バイオテクノロジーでよみがえらせた恐竜が暴れ回る映画

 バイオテクノロジーでよみがえらせた恐竜が暴れ回る映画「ジュラシック・パーク」が頭をよぎる。鋭い牙と巨大な骨格の恐竜たちの息遣いが荒々しい▼東京・上野公園の国立科学博物館で開かれている恐竜博である。初公開の貴重な実物化石や全身復元骨格が一堂に集まった。米国の肉食恐竜が「恐ろしい爪」を意味するデイノニクスと命名されて50年。この間に明らかになった生態や絶滅の新事実がファンを魅了する▼北海道むかわ町穂別で発見された「むかわ竜」の骨格も展示された。7200万年前の地層から最も完全な形で見つかった。

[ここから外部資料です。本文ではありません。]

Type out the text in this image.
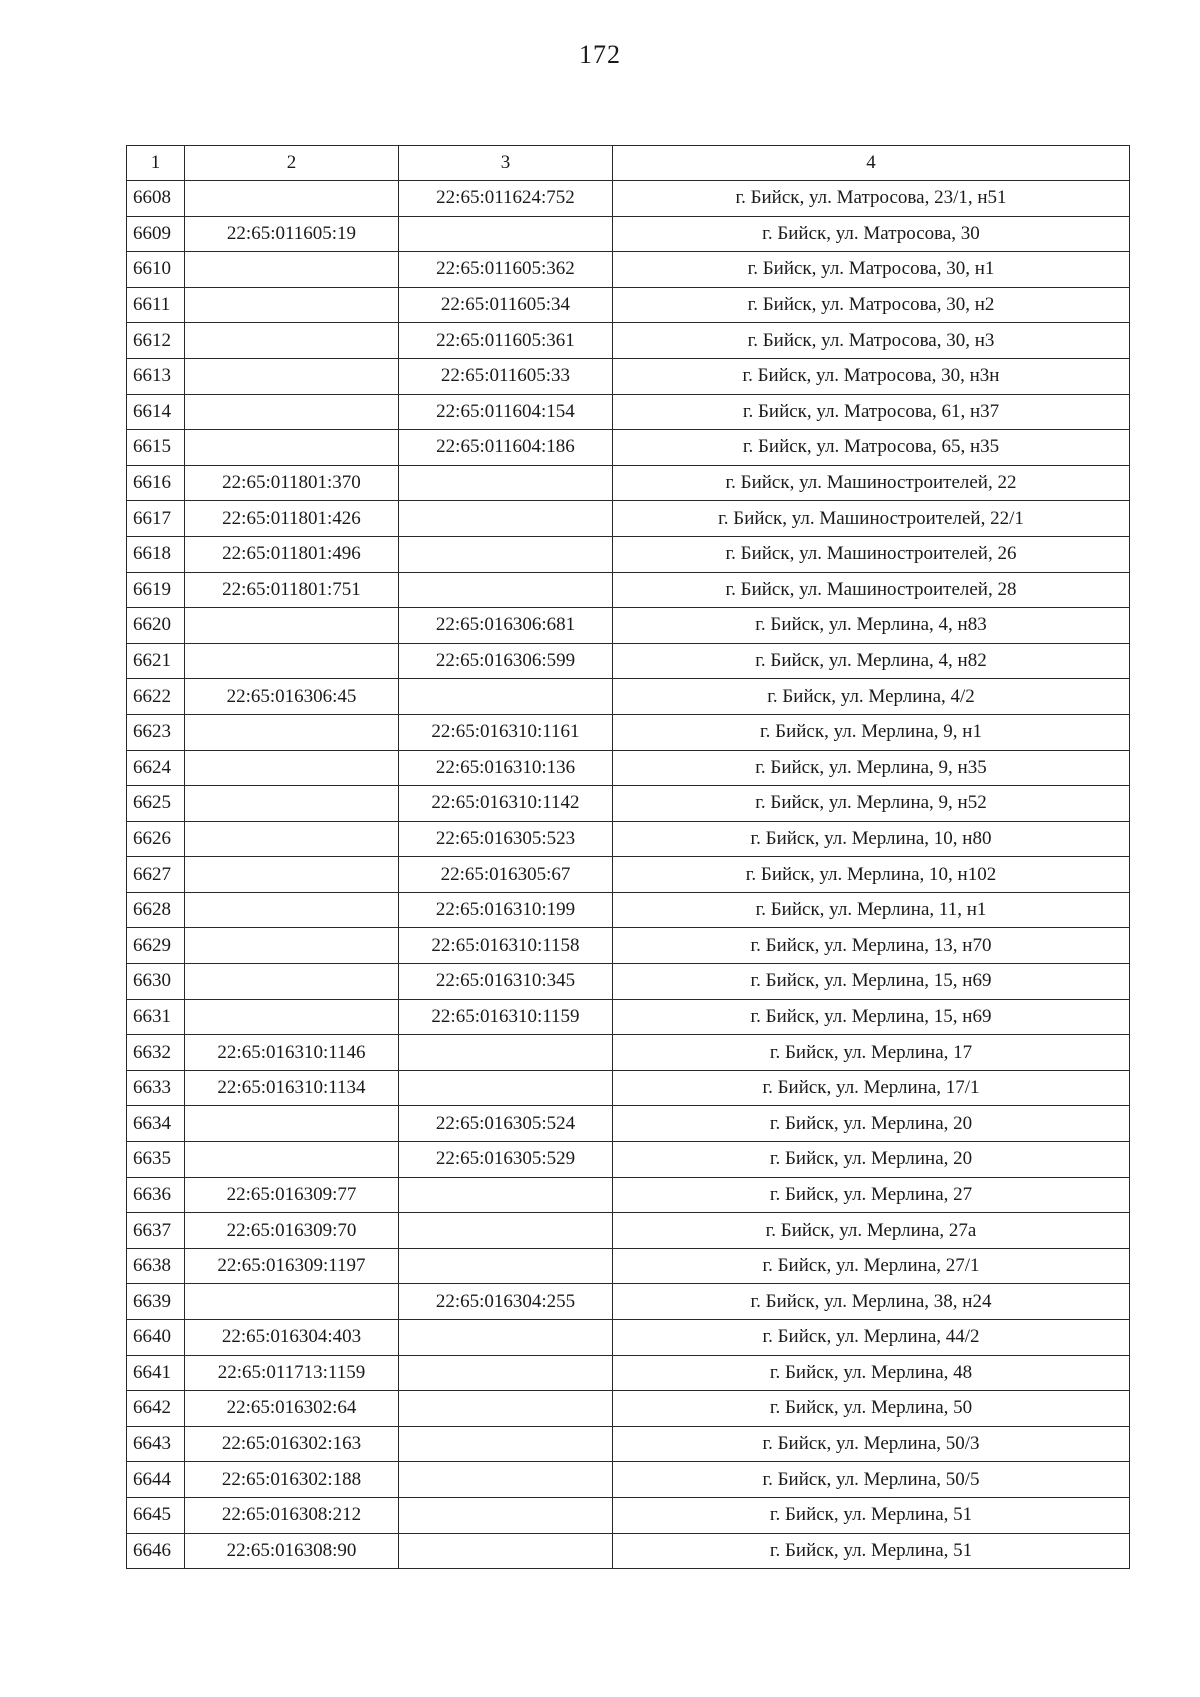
172
1	2	3	4
6608		22:65:011624:752	г. Бийск, ул. Матросова, 23/1, н51
6609	22:65:011605:19		г. Бийск, ул. Матросова, 30
6610		22:65:011605:362	г. Бийск, ул. Матросова, 30, н1
6611		22:65:011605:34	г. Бийск, ул. Матросова, 30, н2
6612		22:65:011605:361	г. Бийск, ул. Матросова, 30, н3
6613		22:65:011605:33	г. Бийск, ул. Матросова, 30, н3н
6614		22:65:011604:154	г. Бийск, ул. Матросова, 61, н37
6615		22:65:011604:186	г. Бийск, ул. Матросова, 65, н35
6616	22:65:011801:370		г. Бийск, ул. Машиностроителей, 22
6617	22:65:011801:426		г. Бийск, ул. Машиностроителей, 22/1
6618	22:65:011801:496		г. Бийск, ул. Машиностроителей, 26
6619	22:65:011801:751		г. Бийск, ул. Машиностроителей, 28
6620		22:65:016306:681	г. Бийск, ул. Мерлина, 4, н83
6621		22:65:016306:599	г. Бийск, ул. Мерлина, 4, н82
6622	22:65:016306:45		г. Бийск, ул. Мерлина, 4/2
6623		22:65:016310:1161	г. Бийск, ул. Мерлина, 9, н1
6624		22:65:016310:136	г. Бийск, ул. Мерлина, 9, н35
6625		22:65:016310:1142	г. Бийск, ул. Мерлина, 9, н52
6626		22:65:016305:523	г. Бийск, ул. Мерлина, 10, н80
6627		22:65:016305:67	г. Бийск, ул. Мерлина, 10, н102
6628		22:65:016310:199	г. Бийск, ул. Мерлина, 11, н1
6629		22:65:016310:1158	г. Бийск, ул. Мерлина, 13, н70
6630		22:65:016310:345	г. Бийск, ул. Мерлина, 15, н69
6631		22:65:016310:1159	г. Бийск, ул. Мерлина, 15, н69
6632	22:65:016310:1146		г. Бийск, ул. Мерлина, 17
6633	22:65:016310:1134		г. Бийск, ул. Мерлина, 17/1
6634		22:65:016305:524	г. Бийск, ул. Мерлина, 20
6635		22:65:016305:529	г. Бийск, ул. Мерлина, 20
6636	22:65:016309:77		г. Бийск, ул. Мерлина, 27
6637	22:65:016309:70		г. Бийск, ул. Мерлина, 27а
6638	22:65:016309:1197		г. Бийск, ул. Мерлина, 27/1
6639		22:65:016304:255	г. Бийск, ул. Мерлина, 38, н24
6640	22:65:016304:403		г. Бийск, ул. Мерлина, 44/2
6641	22:65:011713:1159		г. Бийск, ул. Мерлина, 48
6642	22:65:016302:64		г. Бийск, ул. Мерлина, 50
6643	22:65:016302:163		г. Бийск, ул. Мерлина, 50/3
6644	22:65:016302:188		г. Бийск, ул. Мерлина, 50/5
6645	22:65:016308:212		г. Бийск, ул. Мерлина, 51
6646	22:65:016308:90		г. Бийск, ул. Мерлина, 51
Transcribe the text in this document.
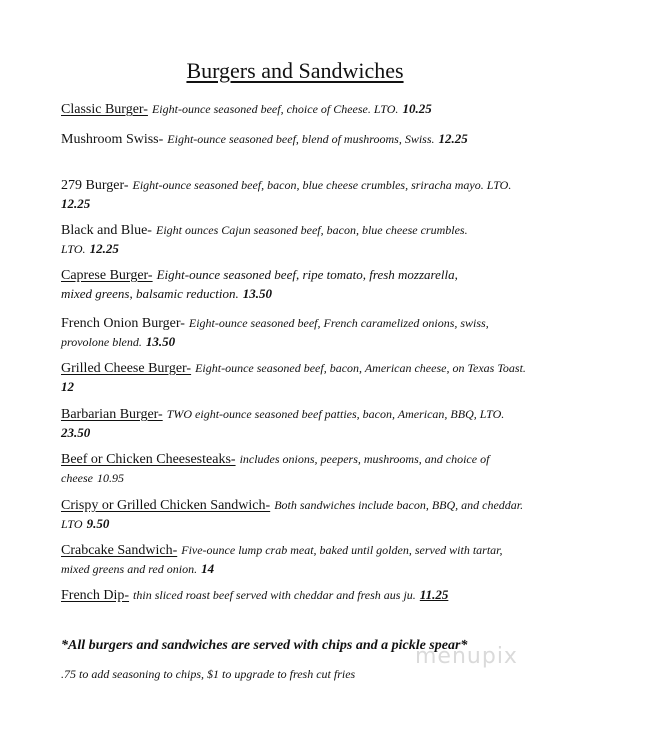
Burgers and Sandwiches
Classic Burger- Eight-ounce seasoned beef, choice of Cheese. LTO. 10.25
Mushroom Swiss- Eight-ounce seasoned beef, blend of mushrooms, Swiss. 12.25
279 Burger- Eight-ounce seasoned beef, bacon, blue cheese crumbles, sriracha mayo. LTO. 12.25
Black and Blue- Eight ounces Cajun seasoned beef, bacon, blue cheese crumbles. LTO. 12.25
Caprese Burger- Eight-ounce seasoned beef, ripe tomato, fresh mozzarella, mixed greens, balsamic reduction. 13.50
French Onion Burger- Eight-ounce seasoned beef, French caramelized onions, swiss, provolone blend. 13.50
Grilled Cheese Burger- Eight-ounce seasoned beef, bacon, American cheese, on Texas Toast. 12
Barbarian Burger- TWO eight-ounce seasoned beef patties, bacon, American, BBQ, LTO. 23.50
Beef or Chicken Cheesesteaks- includes onions, peepers, mushrooms, and choice of cheese 10.95
Crispy or Grilled Chicken Sandwich- Both sandwiches include bacon, BBQ, and cheddar. LTO 9.50
Crabcake Sandwich- Five-ounce lump crab meat, baked until golden, served with tartar, mixed greens and red onion. 14
French Dip- thin sliced roast beef served with cheddar and fresh aus ju. 11.25
*All burgers and sandwiches are served with chips and a pickle spear*
menupix
.75 to add seasoning to chips, $1 to upgrade to fresh cut fries
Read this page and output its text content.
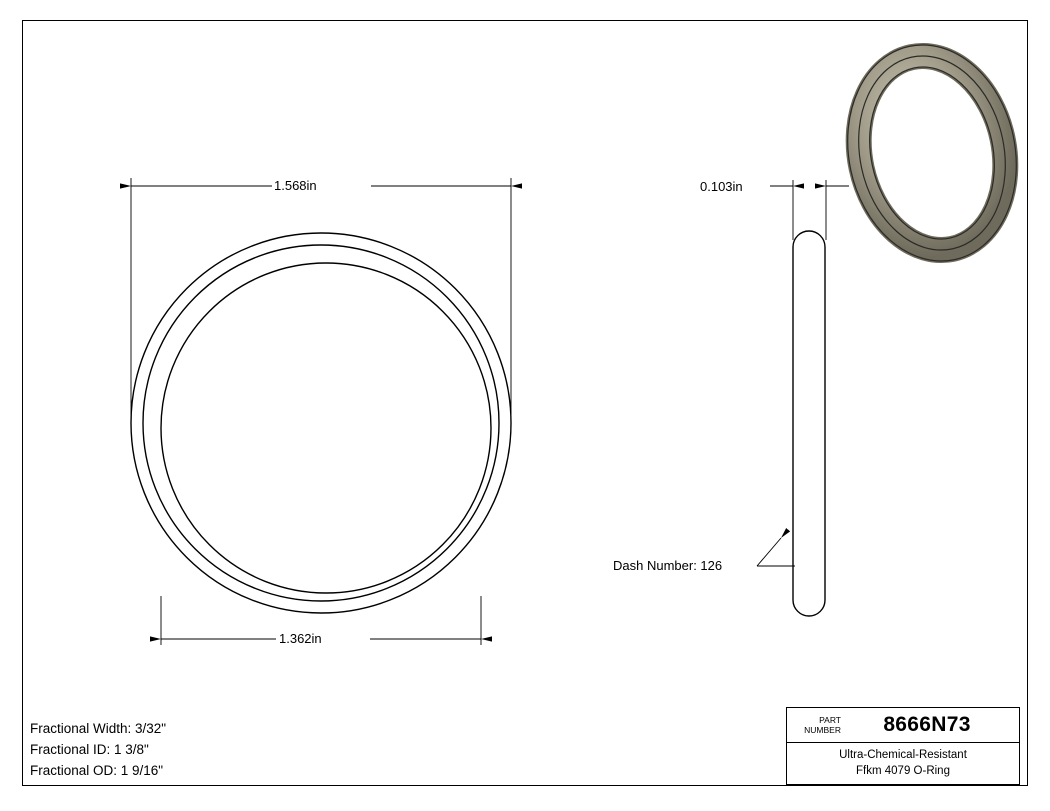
1.568in
1.362in
0.103in
Dash Number: 126
Fractional Width: 3/32"
Fractional ID: 1 3/8"
Fractional OD: 1 9/16"
PART
NUMBER	8666N73
Ultra-Chemical-Resistant
Ffkm 4079 O-Ring
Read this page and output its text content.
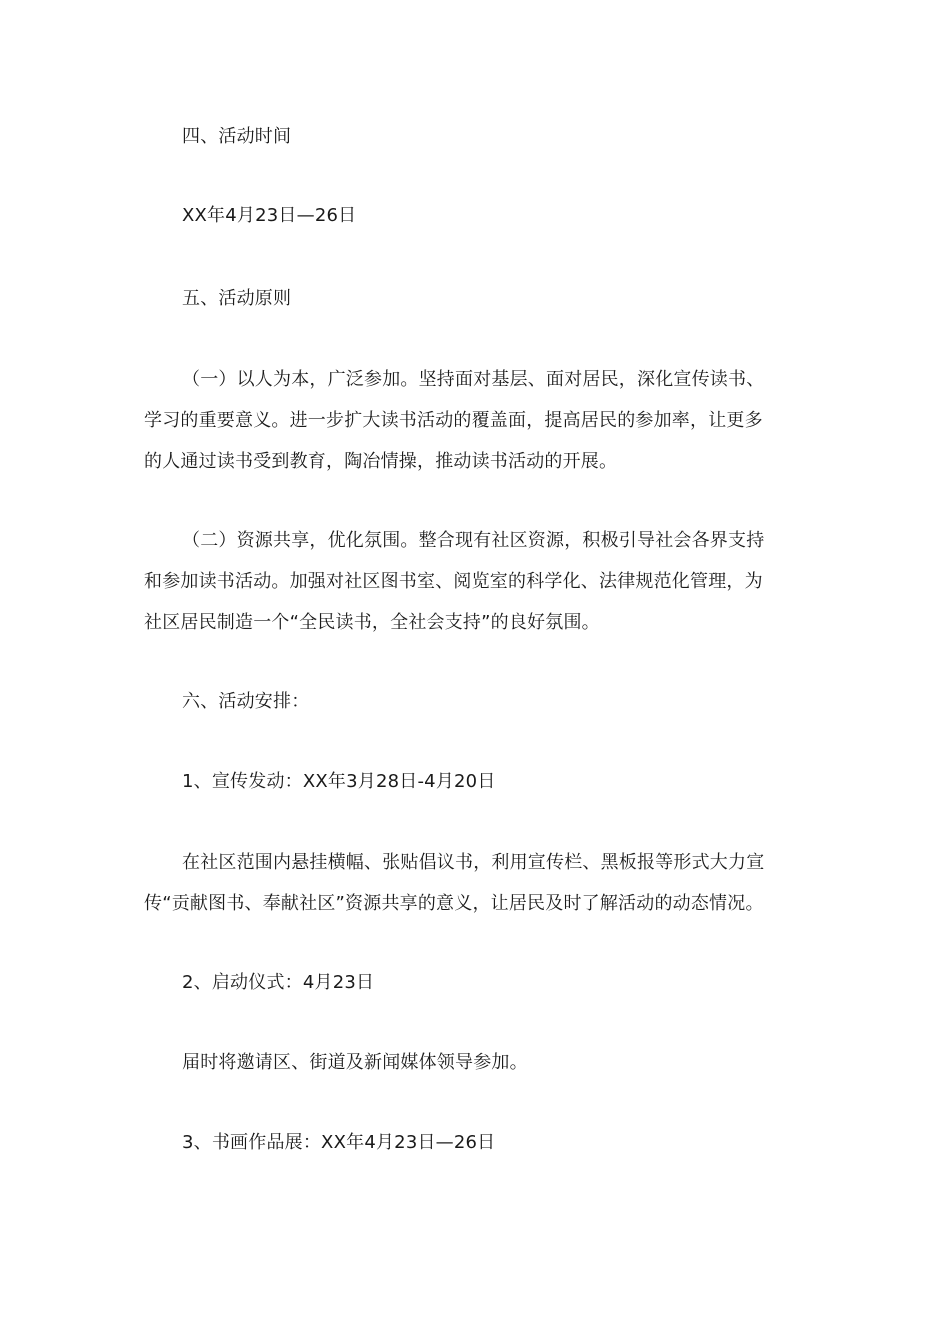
四、活动时间
XX年4月23日—26日
五、活动原则
（一）以人为本，广泛参加。坚持面对基层、面对居民，深化宣传读书、
学习的重要意义。进一步扩大读书活动的覆盖面，提高居民的参加率，让更多
的人通过读书受到教育，陶冶情操，推动读书活动的开展。
（二）资源共享，优化氛围。整合现有社区资源，积极引导社会各界支持
和参加读书活动。加强对社区图书室、阅览室的科学化、法律规范化管理，为
社区居民制造一个“全民读书，全社会支持”的良好氛围。
六、活动安排：
1、宣传发动：XX年3月28日-4月20日
在社区范围内悬挂横幅、张贴倡议书，利用宣传栏、黑板报等形式大力宣
传“贡献图书、奉献社区”资源共享的意义，让居民及时了解活动的动态情况。
2、启动仪式：4月23日
届时将邀请区、街道及新闻媒体领导参加。
3、书画作品展：XX年4月23日—26日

学名は「カムイサウルス・ジャポニクス」。〈日本の竜の神〉の意味を持つ。先日、北海道大学などの研究チームが名付けた。全長8メートルを超え、体重は4~5・3トンもある。日本にこんな大きな草食恐竜がいたことが、妙に誇らしい。北の大地を悠然と歩む様は壮観だったろう▼先の映画で数学者イアン・マルコム博士が「生命は道を探し出す」と語る場面がある。人の操作で雌しか生まれないようにしたつもりが、性転換した雄が現れる。予想外の“変異”が自然界では起こり得る。現在の遺伝子操作にも通じる警鐘だろう▼強い台風15号が関東に上陸し大きな爪痕を残した。牙をむくのは恐竜に限らない。